有了上次的教训,现在面对江家人,她再气也都忍着,不会在明面上做太难看。
提到修院墙的事她就气,本来嘛,她家男人儿子都有,两个儿子呢,大儿子下个月就十七了,比江远山也小不了几个月。
她又不是寡妇,家里也不是没人,犯不着非要修院墙。
可她家那口子,现在是铁了心的向着老大家。
呵,人老大家干个啥,他就要跟着一起干。
在得知她没有同意修院墙后,又把她狠狠的给训了一顿,还冷落她,五天都没和她同屋睡。
要不是第六天的夜里,她洗干净后主动去他房里勾着他做了那事,他只怕还得继续冷着她。
虽然现在两人是和好了,但修院墙这事,到底是成了她心中的一根刺,拔不出化不掉,卡得她难受。
正好今天是老大老三家,两家修院墙动工的日子。她家那个,早起出门时,又冷了脸,一句话没和她说,便去了地里。
眼看都中午了,这不,她做完饭便守在门口等,谁曾想站在门口却闻到了老大家灶房里传来的浓浓香味。
这还不算,老三家那个臭破鞋,还出来阴阳怪气婊了一顿,气死她了!
忍着怒气,回了自家院子,江二婶只当什么都没发生,面对江云川,她不会表现出半点怨气,半个字都不会抱怨。
白小芽从江二婶家路过后,一路沿着下坡往自家田里走去。
她走到拐弯处时,便听见前面传来吵嚷声。
往前走了几步后,突然听见江三叔的骂声:“狗娘养的,把他捆住了,捆得结实点,一会儿就送到衙门去!”
第41章 小书生落荒而逃
白小芽飞快地跑了过去, 跑得斜风如刀,一寸一寸刮蹭着脸颊,刮得脸都微微泛疼。
她气喘吁吁地跑到人前停下来, 抬手拨开人群:“让一让, 劳烦让一下……”
挤进人堆里,她一眼看到被捆得跟死猪一样的青年男子, 那男子闭着眼躺在地上。
江云河踢了他一脚,对李春花道:“大嫂, 你给我看着点田, 我把他带去送官。”
白小芽本来是叫他们回去吃饭的,看到这个情况,也不好开口直接说吃饭的事, 便问道:“三叔,咋回事呀?”
江云河歉意地看了眼白小芽:“小芽, 三叔要跟你说声抱歉, 今儿中午不能陪着你爹他们了,我得先把这个贼子送去衙门。
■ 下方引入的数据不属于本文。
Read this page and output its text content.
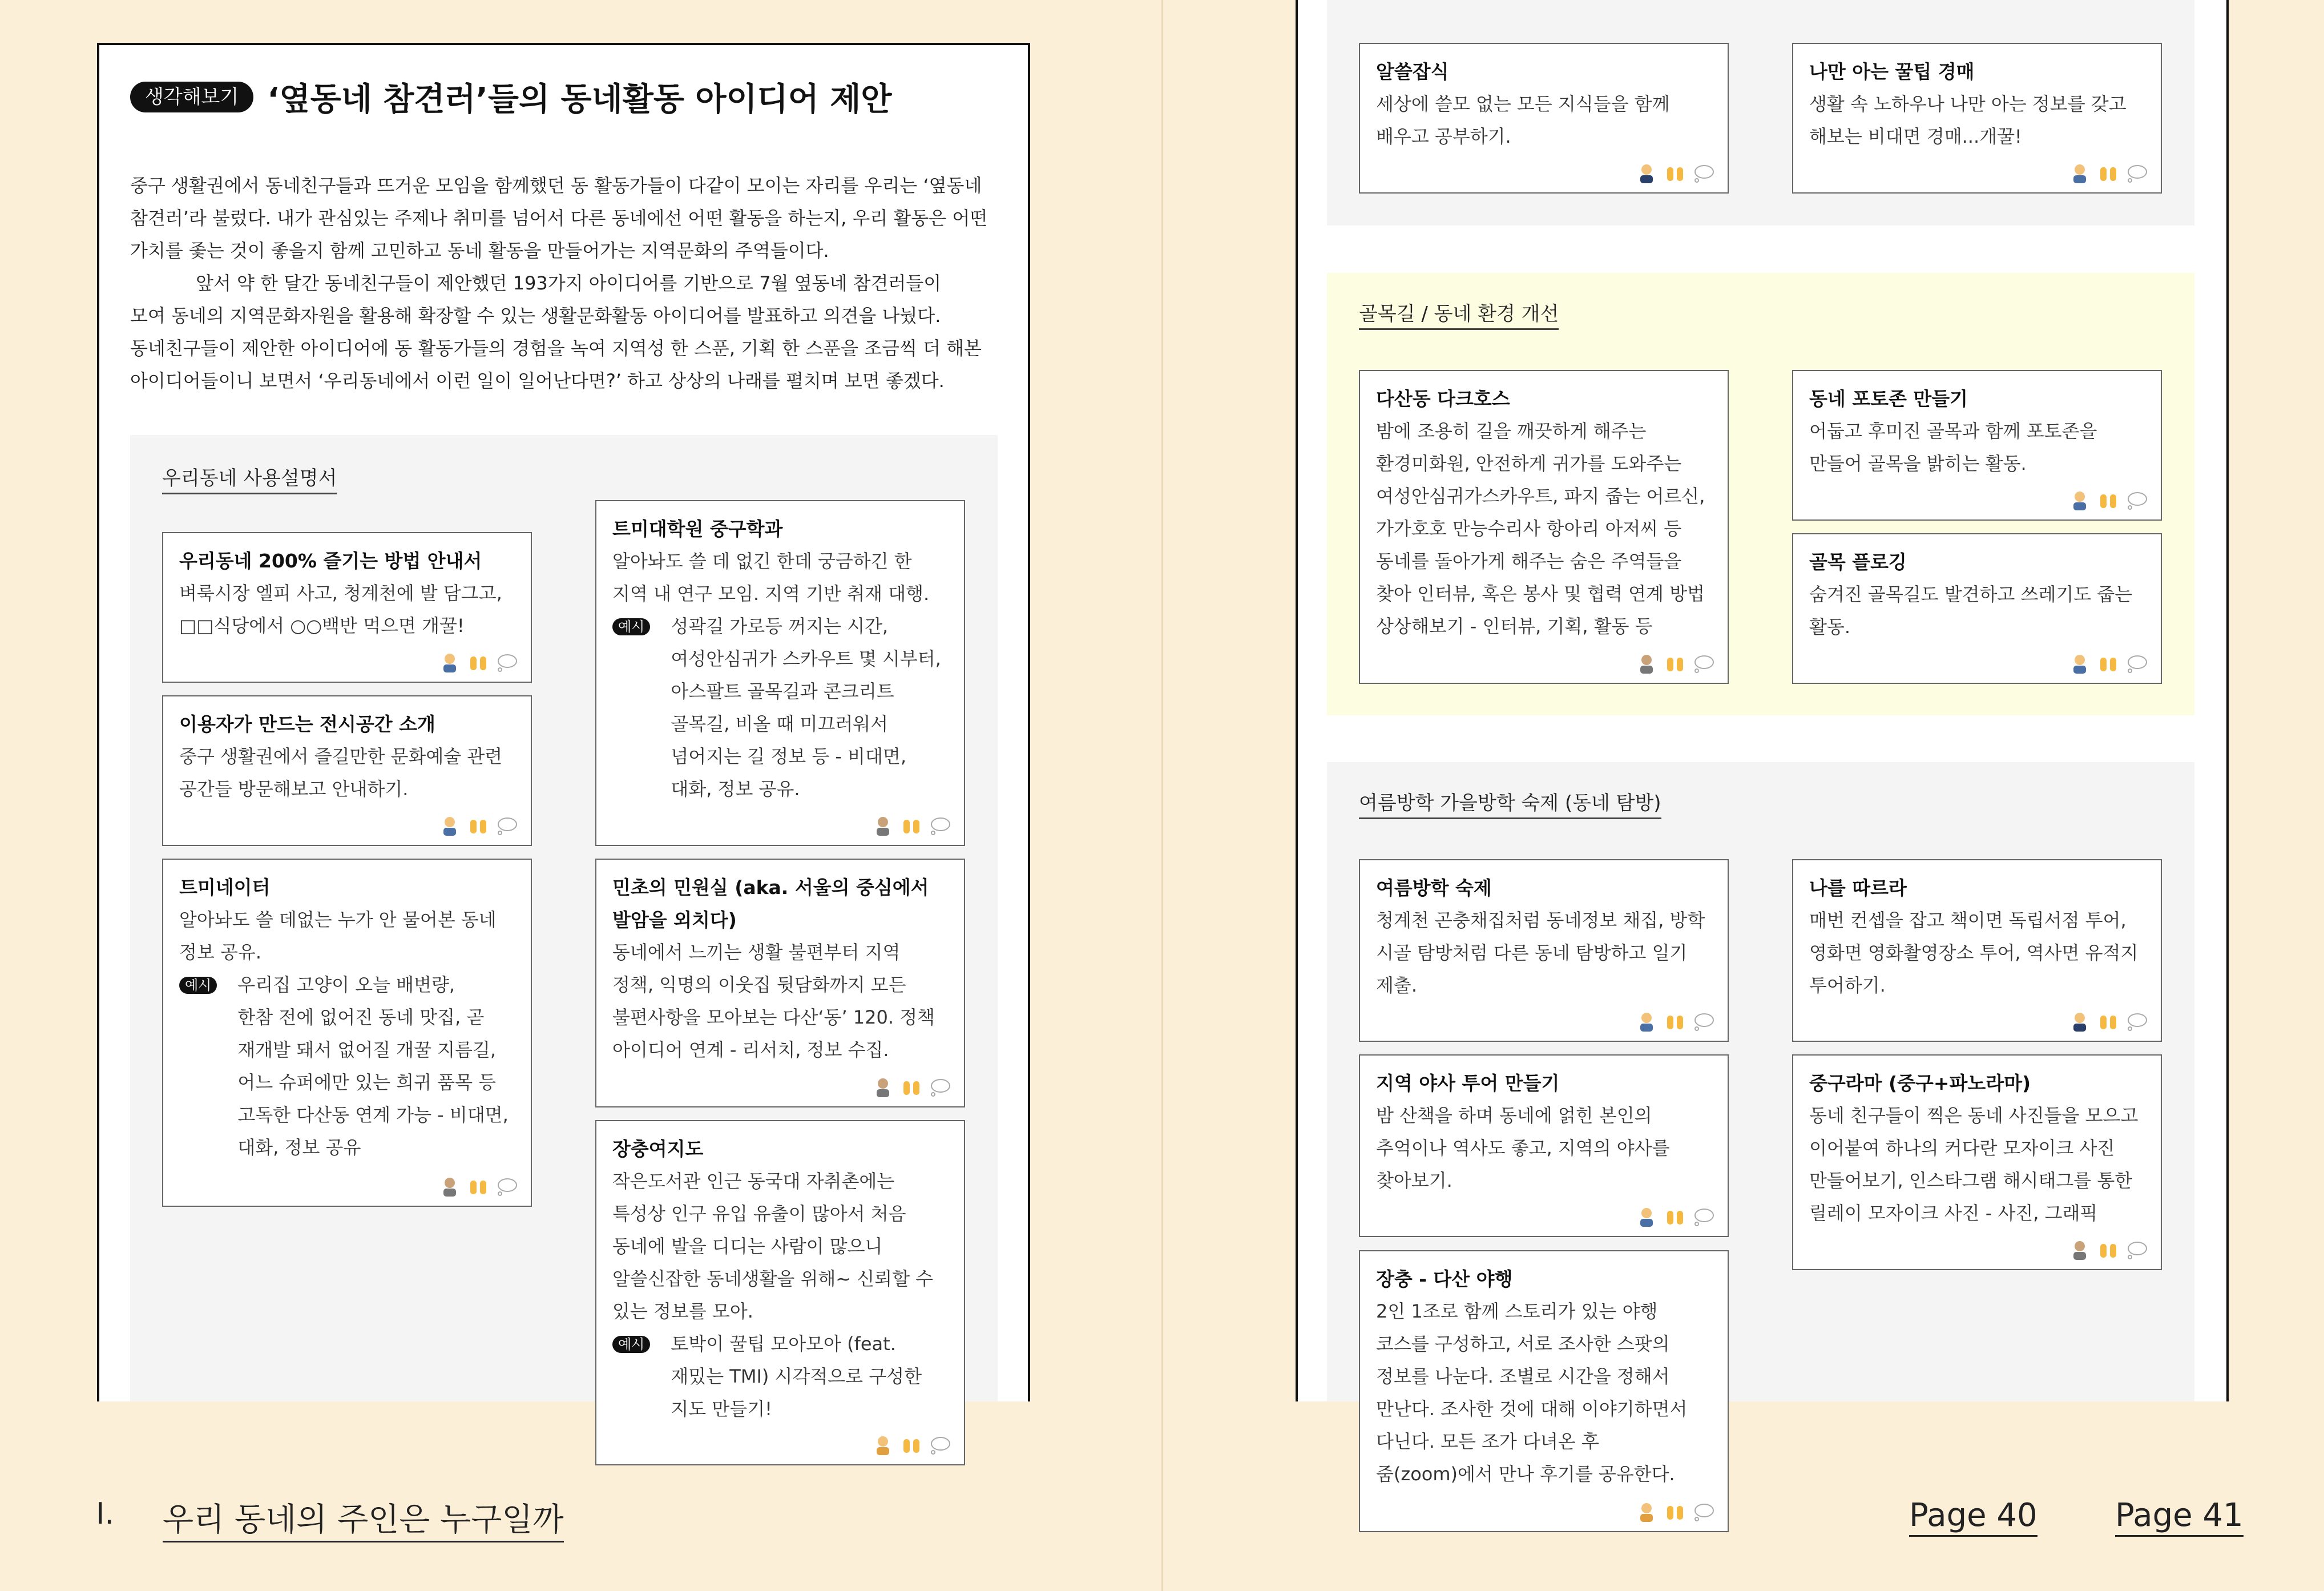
생각해보기 ‘옆동네 참견러’들의 동네활동 아이디어 제안
중구 생활권에서 동네친구들과 뜨거운 모임을 함께했던 동 활동가들이 다같이 모이는 자리를 우리는 ‘옆동네
참견러’라 불렀다. 내가 관심있는 주제나 취미를 넘어서 다른 동네에선 어떤 활동을 하는지, 우리 활동은 어떤
가치를 좇는 것이 좋을지 함께 고민하고 동네 활동을 만들어가는 지역문화의 주역들이다.
앞서 약 한 달간 동네친구들이 제안했던 193가지 아이디어를 기반으로 7월 옆동네 참견러들이
모여 동네의 지역문화자원을 활용해 확장할 수 있는 생활문화활동 아이디어를 발표하고 의견을 나눴다.
동네친구들이 제안한 아이디어에 동 활동가들의 경험을 녹여 지역성 한 스푼, 기획 한 스푼을 조금씩 더 해본
아이디어들이니 보면서 ‘우리동네에서 이런 일이 일어난다면?’ 하고 상상의 나래를 펼치며 보면 좋겠다.
우리동네 사용설명서
우리동네 200% 즐기는 방법 안내서
벼룩시장 엘피 사고, 청계천에 발 담그고,
□□식당에서 ○○백반 먹으면 개꿀!
이용자가 만드는 전시공간 소개
중구 생활권에서 즐길만한 문화예술 관련
공간들 방문해보고 안내하기.
트미네이터
알아놔도 쓸 데없는 누가 안 물어본 동네
정보 공유.
예시	우리집 고양이 오늘 배변량,
한참 전에 없어진 동네 맛집, 곧
재개발 돼서 없어질 개꿀 지름길,
어느 슈퍼에만 있는 희귀 품목 등
고독한 다산동 연계 가능 - 비대면,
대화, 정보 공유
트미대학원 중구학과
알아놔도 쓸 데 없긴 한데 궁금하긴 한
지역 내 연구 모임. 지역 기반 취재 대행.
예시	성곽길 가로등 꺼지는 시간,
여성안심귀가 스카우트 몇 시부터,
아스팔트 골목길과 콘크리트
골목길, 비올 때 미끄러워서
넘어지는 길 정보 등 - 비대면,
대화, 정보 공유.
민초의 민원실 (aka. 서울의 중심에서
발암을 외치다)
동네에서 느끼는 생활 불편부터 지역
정책, 익명의 이웃집 뒷담화까지 모든
불편사항을 모아보는 다산‘동’ 120. 정책
아이디어 연계 - 리서치, 정보 수집.
장충여지도
작은도서관 인근 동국대 자취촌에는
특성상 인구 유입 유출이 많아서 처음
동네에 발을 디디는 사람이 많으니
알쓸신잡한 동네생활을 위해~ 신뢰할 수
있는 정보를 모아.
예시	토박이 꿀팁 모아모아 (feat.
재밌는 TMI) 시각적으로 구성한
지도 만들기!
I. 우리 동네의 주인은 누구일까	Page 40
알쓸잡식
세상에 쓸모 없는 모든 지식들을 함께
배우고 공부하기.
나만 아는 꿀팁 경매
생활 속 노하우나 나만 아는 정보를 갖고
해보는 비대면 경매...개꿀!
골목길 / 동네 환경 개선
다산동 다크호스
밤에 조용히 길을 깨끗하게 해주는
환경미화원, 안전하게 귀가를 도와주는
여성안심귀가스카우트, 파지 줍는 어르신,
가가호호 만능수리사 항아리 아저씨 등
동네를 돌아가게 해주는 숨은 주역들을
찾아 인터뷰, 혹은 봉사 및 협력 연계 방법
상상해보기 - 인터뷰, 기획, 활동 등
동네 포토존 만들기
어둡고 후미진 골목과 함께 포토존을
만들어 골목을 밝히는 활동.
골목 플로깅
숨겨진 골목길도 발견하고 쓰레기도 줍는
활동.
여름방학 가을방학 숙제 (동네 탐방)
여름방학 숙제
청계천 곤충채집처럼 동네정보 채집, 방학
시골 탐방처럼 다른 동네 탐방하고 일기
제출.
나를 따르라
매번 컨셉을 잡고 책이면 독립서점 투어,
영화면 영화촬영장소 투어, 역사면 유적지
투어하기.
지역 야사 투어 만들기
밤 산책을 하며 동네에 얽힌 본인의
추억이나 역사도 좋고, 지역의 야사를
찾아보기.
중구라마 (중구+파노라마)
동네 친구들이 찍은 동네 사진들을 모으고
이어붙여 하나의 커다란 모자이크 사진
만들어보기, 인스타그램 해시태그를 통한
릴레이 모자이크 사진 - 사진, 그래픽
장충 - 다산 야행
2인 1조로 함께 스토리가 있는 야행
코스를 구성하고, 서로 조사한 스팟의
정보를 나눈다. 조별로 시간을 정해서
만난다. 조사한 것에 대해 이야기하면서
다닌다. 모든 조가 다녀온 후
줌(zoom)에서 만나 후기를 공유한다.
Page 41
”
说完, 他押着小偷往前走去。
李春花呸了声, 骂道:“这个短命的狗贼是青安镇薛家村的, 他们那边今年的稻谷全毁了,眼看着今年的新谷陆陆续续都熟了,便趁夜出来做偷。
反正他们今年不用忙着收稻谷,闲着也是闲着,便出来乱逛, 看到谁家谷子快熟了,就提前踩好点,等着日子到了便连夜来偷。
昨儿夜里他便过来了, 见你二叔在田里守着,没能有下手的机会,一直躲在树林里,早起趁着你二叔回去吃饭的功夫,连忙割了一些放在麻袋里。
也是他贪心,要是他少割一点,割个两把,趁着你二叔还没回来就赶紧离开,也没人能逮住他。
哼,那个短命的狗贼,硬是黑着心割了小半袋稻穗,他佝偻着腰躲在稻田中,头都不露一下,只悄么声息的割,连我都没发现。
说来就气,官府明明都给他们发了粮食,还不知足,还要来偷咱们的,就该送去衙门狠狠地治一治他们!最好打个皮开肉绽!”
白小芽放眼看去,看着田里金黄干瘪的稻穗,心底不由得叹口气。
别看满田金黄,然而收回家后,打出来没几颗米,大部分都是空壳。
就这,都得日防夜防,且还防不住,仍旧有人来偷。
即便对方是贼,可她也说不出任何难听的话。
战乱饥荒的年代,易子而食的都有,何况是出来做贼。
她心里不由得一阵唏嘘,实打实的种田,确实是辛苦,又累又苦不说,忙活一年到头,吃不上几口好的。
从播种、插秧、收谷,一直到翻晒装仓,最后打成米,这期间,需要好几个月。
这还不算天灾人祸,算的是能顺顺利利收完谷子,一年下来才能吃饱饭,只是吃饱,谈不上吃好。
然而要是遇上天灾人祸,像今年这样,在稻子正结穗的时候,遇上一场大暴雨,直接导致产量大减,那样的话,一年下来,连饭都吃不饱。
夏秋之季,还能到河里捞几条鱼,到山里挖点野菜,运气好打只野兔啥的改善下伙食。
可是到了冬天,遇上大雪天,河面被封,鱼也捞不到,兔子毛都看不见,野菜也挖不倒。
那种情况下,一家几口,全都得指着家里秋收后的粮食过冬,要一直吃到来年春天惊雷响起、冰雪融化,柳树抽芽。
这样的吃法,哪家能顶得住呢?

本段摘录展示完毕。